Un papillon a bien failli provoquer un incident diplomatique. J’étais alors un jeune garçon, six ans pour être précis ; aujourd’hui, soit cinquante ans plus tard, je m’en souviens toujours. Le papillon virevoltait devant les convives, décrivait de grands ronds dans la salle. Certains clignaient des yeux pour éviter le choc frontal ; d’autres osaient un petit geste de la main pour l’éloigner ; quelques-uns restaient de marbre, imperturbables, voulant respecter ce moment privilégié. Moi je me demandais comment il était entré dans cet endroit lugubre et ce qu’il le motivait à venir ici.

En tout cas, sur l’instant, ce papillon me faisait sourire ; mon père me
grondait et me demandait d’arrêter de gesticuler ; tout ceci dans la plus grande discrétion, avec des mots qui sortaient d’entre ses dents. Bien que ce moment de recueillement imposât la tristesse et les larmes, je n’avais de cesse à vouloir courser cette bête ; moi du haut de mes six ans j’oserais rompre ce silence ? Non, je n’ai pas eu le droit, évidement. 
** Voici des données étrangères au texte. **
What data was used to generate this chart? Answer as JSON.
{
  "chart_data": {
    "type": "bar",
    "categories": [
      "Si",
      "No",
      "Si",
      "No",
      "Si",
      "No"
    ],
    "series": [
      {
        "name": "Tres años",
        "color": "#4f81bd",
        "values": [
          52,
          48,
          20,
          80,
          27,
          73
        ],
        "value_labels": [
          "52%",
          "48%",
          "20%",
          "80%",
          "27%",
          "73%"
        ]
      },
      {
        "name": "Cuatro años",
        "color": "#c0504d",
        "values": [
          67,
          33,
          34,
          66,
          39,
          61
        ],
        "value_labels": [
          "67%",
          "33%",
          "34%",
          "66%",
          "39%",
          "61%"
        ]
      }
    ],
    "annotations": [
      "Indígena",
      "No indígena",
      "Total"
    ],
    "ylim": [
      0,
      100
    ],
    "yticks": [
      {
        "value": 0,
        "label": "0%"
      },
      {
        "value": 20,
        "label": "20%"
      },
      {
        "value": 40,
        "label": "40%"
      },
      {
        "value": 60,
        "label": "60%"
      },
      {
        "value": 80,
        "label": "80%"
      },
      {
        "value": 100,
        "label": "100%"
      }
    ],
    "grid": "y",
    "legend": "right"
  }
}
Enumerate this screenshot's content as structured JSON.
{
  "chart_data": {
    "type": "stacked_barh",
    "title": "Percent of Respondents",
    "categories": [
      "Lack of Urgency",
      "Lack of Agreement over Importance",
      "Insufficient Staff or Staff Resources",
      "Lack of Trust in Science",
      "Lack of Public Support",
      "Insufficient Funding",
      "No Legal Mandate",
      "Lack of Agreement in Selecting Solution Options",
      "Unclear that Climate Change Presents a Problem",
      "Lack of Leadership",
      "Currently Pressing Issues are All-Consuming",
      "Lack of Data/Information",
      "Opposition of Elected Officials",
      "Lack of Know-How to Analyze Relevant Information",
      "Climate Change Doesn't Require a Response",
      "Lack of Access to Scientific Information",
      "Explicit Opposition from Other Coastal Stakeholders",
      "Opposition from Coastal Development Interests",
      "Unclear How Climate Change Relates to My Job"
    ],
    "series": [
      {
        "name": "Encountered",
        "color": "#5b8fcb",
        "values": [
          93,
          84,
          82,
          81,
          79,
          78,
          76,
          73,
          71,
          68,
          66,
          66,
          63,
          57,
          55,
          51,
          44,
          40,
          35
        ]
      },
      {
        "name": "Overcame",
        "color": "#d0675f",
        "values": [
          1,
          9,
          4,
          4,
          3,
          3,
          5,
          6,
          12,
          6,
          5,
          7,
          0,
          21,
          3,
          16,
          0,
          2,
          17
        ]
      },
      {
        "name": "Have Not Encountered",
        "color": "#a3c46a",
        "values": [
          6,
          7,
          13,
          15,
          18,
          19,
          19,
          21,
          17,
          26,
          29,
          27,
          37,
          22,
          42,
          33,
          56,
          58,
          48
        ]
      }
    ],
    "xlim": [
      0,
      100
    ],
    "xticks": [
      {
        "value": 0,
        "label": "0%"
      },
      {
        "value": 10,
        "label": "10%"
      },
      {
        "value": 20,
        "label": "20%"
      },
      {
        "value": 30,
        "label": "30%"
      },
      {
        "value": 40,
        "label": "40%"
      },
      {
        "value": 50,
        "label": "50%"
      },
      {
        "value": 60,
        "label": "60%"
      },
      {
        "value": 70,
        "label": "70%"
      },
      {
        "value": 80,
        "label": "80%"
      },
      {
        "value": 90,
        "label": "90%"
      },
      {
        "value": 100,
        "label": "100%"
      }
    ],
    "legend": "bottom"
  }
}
Pourtant quand le papillon s’est posé sur le nez de mamie, j’ai nettement entendu quelques paroles chuchotées parmi mes oncles et mes tantes ; si certains s’indignaient, d’autres rigolaient ; j’en suis certain. Moi, une fois de plus, je trouvais cela tout sympathique, qu’une aussi belle créature s’invite dans ce moment de tristesse ; oui, mamie était morte. Allongée devant nous dans son écrin ultime.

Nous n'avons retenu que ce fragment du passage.